Above Orebic, the Konoba Panorama restaurant is where you can take the romance up a notch with the view that reaches across to Korčula, and overlooking a gorgeous green blanket of cypress and pine trees. They also serve Peka, and a range of other Dalmatian specialties - reviews are mixed, so I would go for Peka, and wine two reliable choices.

In Viganj, hang out right on the beach and watch the kite sailing and windsurfing action. and beach go-ers over some beachy cocktails and unusually great salads at Čiringito, located smack on the beach.


FILL YOUR GLASS ON PELJEŠAC

Where to find the good grapes is not difficult…

SAINT HILLS winery and restaurant - for a bit of fancy blended with rustic, and food pairings. Near Trpanj

KORTA KATARINA - winery and hotel for a deluxe wine getaway.

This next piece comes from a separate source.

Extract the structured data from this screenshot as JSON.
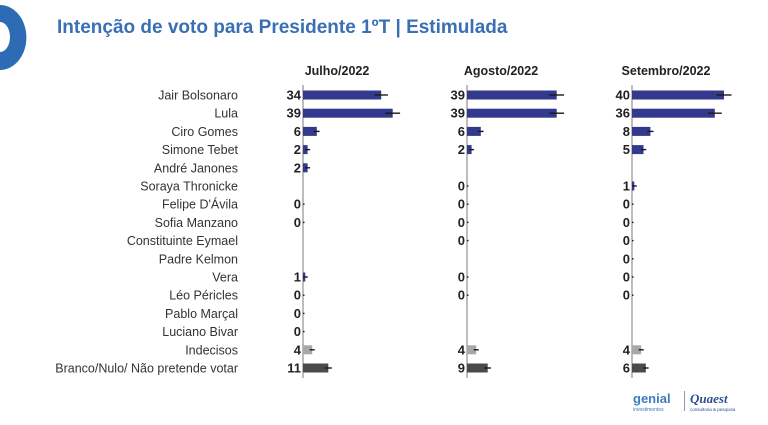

AND for the most unique bar on the peninsula - BETULA BAR in TRPANJ is a really funky, place with a soul. In the summer months JULY- AUGUST they often have live music in the square outside.


TO STAY PUT ON PELJEŠAC

Hotel OSTREA in Mali Ston - romantic weekend? This is a lovely boutique hotel in a quiet spot. Decent breakfast too.

http://www.ostrea.hr/

VILLA VATIKAN - Trpanj - a lovely restored captain’s house restored, bed and breakfast with fabulous food, that are pretty selective with their bookings.

https://www.facebook.com/The-Villa-Vatikan-1686380164950008/

VILLA DVORI - in the heart of Dingac vineyards, this villa sleeps 12 if you have a group of you!